Amul Ice Cream

Prahalad and Hart approve of Amul’s efforts to market ice cream to the BOP in India. “Amul, a large Indian dairy cooperative, found an instant market in 2001 when it introduced ice cream, a luxury in tropical India, at affordable prices (2 cents per serving). Poor people want to buy their children ice cream every bit as much as middle-class families, but before Amul targeted the poor as consumers, they lacked that option.”31 According to Amul’s website (http://www.amul.com), in 2006, their cheapest ice cream sold for Rs. 5 for a 50-milliliter (1.7 ounces) serving, which is equivalent to $0.34 at PPP. Not too many poor people living on less than $2/day can afford these prices.

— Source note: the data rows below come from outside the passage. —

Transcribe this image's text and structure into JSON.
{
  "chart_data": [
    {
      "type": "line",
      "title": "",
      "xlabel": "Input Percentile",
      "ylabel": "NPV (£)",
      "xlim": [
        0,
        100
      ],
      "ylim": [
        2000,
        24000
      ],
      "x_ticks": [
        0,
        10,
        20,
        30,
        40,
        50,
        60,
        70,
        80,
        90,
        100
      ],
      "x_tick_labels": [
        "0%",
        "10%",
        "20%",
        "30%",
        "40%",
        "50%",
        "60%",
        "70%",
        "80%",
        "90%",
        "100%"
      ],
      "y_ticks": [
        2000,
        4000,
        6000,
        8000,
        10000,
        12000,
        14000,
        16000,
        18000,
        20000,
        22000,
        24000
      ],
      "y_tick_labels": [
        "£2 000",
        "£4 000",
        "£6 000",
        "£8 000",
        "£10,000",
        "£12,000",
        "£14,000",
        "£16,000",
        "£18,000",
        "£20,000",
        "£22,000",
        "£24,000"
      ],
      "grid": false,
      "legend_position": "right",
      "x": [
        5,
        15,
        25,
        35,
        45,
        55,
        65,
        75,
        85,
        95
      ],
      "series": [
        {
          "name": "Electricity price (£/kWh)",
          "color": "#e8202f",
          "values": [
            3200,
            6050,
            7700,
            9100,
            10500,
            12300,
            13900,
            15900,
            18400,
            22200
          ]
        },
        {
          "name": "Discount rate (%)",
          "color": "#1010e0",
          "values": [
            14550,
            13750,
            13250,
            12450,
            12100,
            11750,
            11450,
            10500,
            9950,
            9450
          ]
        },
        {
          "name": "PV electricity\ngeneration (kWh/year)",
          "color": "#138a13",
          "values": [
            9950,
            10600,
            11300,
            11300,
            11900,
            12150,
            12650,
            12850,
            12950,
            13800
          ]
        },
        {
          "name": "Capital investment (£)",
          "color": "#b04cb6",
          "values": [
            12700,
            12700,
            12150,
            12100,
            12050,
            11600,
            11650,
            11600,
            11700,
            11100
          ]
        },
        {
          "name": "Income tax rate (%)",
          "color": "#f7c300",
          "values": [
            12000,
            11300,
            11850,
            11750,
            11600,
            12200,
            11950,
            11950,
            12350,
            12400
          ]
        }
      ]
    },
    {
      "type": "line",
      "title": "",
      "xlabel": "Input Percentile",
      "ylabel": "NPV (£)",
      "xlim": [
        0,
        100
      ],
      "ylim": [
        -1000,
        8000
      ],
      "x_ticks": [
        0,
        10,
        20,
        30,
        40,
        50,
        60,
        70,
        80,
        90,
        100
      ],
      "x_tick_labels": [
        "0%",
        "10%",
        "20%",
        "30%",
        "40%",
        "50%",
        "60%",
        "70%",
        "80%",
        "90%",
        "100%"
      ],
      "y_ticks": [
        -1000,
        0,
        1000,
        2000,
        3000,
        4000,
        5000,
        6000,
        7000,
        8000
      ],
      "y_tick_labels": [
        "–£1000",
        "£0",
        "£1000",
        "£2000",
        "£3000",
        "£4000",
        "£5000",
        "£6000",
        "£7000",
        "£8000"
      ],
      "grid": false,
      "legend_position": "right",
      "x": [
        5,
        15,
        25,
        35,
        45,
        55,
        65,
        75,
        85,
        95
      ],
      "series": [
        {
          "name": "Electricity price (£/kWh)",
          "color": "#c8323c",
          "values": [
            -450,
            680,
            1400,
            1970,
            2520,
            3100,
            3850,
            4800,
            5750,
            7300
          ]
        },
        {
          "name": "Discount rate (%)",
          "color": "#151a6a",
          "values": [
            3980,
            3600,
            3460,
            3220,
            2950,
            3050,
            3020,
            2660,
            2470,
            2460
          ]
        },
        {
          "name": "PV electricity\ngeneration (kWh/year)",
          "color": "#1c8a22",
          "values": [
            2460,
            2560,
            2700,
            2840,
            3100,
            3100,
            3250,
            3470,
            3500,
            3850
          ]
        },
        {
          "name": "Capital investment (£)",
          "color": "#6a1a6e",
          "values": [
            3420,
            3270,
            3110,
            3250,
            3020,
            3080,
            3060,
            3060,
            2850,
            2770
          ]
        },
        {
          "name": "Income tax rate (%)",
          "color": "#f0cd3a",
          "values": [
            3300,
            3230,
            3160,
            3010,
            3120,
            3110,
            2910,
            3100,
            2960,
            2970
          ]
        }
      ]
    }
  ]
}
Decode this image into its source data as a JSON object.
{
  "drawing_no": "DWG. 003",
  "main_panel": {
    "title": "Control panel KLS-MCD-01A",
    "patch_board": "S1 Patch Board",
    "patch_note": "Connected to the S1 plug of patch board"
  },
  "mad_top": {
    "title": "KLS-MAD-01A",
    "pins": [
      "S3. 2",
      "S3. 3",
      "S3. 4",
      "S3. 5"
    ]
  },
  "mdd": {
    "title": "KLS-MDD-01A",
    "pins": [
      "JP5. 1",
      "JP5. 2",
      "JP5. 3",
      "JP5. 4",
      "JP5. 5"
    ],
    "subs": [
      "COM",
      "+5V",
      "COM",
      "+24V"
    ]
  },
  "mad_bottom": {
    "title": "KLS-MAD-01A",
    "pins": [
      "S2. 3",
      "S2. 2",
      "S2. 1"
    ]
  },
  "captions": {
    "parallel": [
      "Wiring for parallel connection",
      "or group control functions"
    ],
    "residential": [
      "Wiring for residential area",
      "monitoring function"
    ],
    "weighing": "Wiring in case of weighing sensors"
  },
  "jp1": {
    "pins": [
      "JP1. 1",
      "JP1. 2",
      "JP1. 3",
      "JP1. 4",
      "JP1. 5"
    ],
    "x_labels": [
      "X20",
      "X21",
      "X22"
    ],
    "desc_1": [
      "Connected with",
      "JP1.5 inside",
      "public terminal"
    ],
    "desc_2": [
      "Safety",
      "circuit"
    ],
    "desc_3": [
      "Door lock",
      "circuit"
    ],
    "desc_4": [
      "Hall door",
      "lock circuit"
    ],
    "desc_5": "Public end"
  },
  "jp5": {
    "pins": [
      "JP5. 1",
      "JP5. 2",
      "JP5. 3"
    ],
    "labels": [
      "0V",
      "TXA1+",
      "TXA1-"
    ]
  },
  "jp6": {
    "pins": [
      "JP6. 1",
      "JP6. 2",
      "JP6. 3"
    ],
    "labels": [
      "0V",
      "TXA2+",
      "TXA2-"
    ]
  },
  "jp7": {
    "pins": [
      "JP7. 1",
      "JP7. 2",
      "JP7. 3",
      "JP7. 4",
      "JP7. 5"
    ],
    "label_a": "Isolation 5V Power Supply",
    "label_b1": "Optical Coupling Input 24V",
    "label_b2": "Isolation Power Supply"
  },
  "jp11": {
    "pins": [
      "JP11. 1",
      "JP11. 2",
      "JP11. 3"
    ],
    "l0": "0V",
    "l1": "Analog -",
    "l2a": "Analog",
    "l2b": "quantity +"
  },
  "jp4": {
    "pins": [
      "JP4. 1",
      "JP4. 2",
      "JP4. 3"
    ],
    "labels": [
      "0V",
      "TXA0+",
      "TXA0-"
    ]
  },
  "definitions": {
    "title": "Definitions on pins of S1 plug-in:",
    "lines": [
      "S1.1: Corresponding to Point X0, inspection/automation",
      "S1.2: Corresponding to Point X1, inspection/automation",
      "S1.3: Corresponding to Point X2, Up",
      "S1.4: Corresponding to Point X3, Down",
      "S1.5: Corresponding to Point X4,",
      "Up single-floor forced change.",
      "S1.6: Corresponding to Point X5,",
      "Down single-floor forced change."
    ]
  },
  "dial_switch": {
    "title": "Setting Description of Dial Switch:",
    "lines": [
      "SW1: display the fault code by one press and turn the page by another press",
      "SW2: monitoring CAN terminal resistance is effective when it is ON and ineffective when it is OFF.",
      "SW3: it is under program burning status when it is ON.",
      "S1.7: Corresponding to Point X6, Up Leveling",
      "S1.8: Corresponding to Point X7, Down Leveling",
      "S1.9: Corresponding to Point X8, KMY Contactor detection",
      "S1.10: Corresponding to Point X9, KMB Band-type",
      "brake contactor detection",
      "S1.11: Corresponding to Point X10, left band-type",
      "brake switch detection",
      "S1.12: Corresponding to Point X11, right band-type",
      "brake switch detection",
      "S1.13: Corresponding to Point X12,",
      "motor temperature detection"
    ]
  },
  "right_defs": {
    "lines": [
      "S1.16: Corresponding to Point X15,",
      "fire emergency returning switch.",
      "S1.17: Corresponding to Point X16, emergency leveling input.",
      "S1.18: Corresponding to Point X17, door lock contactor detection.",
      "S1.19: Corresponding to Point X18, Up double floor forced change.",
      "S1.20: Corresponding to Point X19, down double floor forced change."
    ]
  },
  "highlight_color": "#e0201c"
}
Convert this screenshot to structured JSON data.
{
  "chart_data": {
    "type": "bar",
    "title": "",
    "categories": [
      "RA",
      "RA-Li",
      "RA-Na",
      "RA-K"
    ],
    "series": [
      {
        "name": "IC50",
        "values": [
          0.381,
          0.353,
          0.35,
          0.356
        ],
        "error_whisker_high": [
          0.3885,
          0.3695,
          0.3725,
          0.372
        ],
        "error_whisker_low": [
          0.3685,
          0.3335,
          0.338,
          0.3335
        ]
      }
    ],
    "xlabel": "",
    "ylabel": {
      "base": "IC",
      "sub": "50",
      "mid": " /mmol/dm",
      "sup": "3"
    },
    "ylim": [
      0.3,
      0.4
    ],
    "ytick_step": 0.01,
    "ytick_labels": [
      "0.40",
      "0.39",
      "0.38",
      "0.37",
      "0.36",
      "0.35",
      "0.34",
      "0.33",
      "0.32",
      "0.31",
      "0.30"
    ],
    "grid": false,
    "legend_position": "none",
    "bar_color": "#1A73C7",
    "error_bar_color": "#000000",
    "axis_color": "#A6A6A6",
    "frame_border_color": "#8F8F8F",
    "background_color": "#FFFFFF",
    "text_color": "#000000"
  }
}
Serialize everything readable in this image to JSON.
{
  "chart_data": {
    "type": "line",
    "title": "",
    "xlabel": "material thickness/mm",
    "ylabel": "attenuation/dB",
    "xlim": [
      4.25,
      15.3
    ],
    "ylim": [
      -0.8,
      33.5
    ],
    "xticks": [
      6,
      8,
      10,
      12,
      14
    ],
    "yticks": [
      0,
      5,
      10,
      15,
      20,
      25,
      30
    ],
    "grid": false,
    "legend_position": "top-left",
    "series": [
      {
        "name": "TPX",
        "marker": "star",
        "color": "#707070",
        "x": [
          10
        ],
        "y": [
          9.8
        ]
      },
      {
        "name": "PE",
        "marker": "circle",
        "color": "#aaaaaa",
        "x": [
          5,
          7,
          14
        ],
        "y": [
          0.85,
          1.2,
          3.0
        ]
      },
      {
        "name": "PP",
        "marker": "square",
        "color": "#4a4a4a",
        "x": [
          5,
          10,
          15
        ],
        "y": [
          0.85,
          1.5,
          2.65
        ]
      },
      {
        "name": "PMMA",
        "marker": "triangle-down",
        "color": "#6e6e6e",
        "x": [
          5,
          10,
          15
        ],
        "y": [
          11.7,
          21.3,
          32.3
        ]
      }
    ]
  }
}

Before Amul entered the arena, HUL was the largest firm in the Indian ice cream market. Prahalad and Hart commended HUL for a radical innovation that allowed ice cream to be transported cheaply across the country in nonrefrigerated trucks, and thus reach the BOP market.32 What really happened is that HUL chose to market to the very top of the pyramid and did not expand into the BOP market. In 2002, HUL decided to compete on differentiation and premium price in the market rather than on low price. HUL also began to focus on six mainline cities, where 60 percent of the ice cream market exists, having realized that the returns from serving other less affluent markets were inadequate.33 After this change in strategy toward the very top of the pyramid, HUL made a profit in the ice cream business for the first time ever.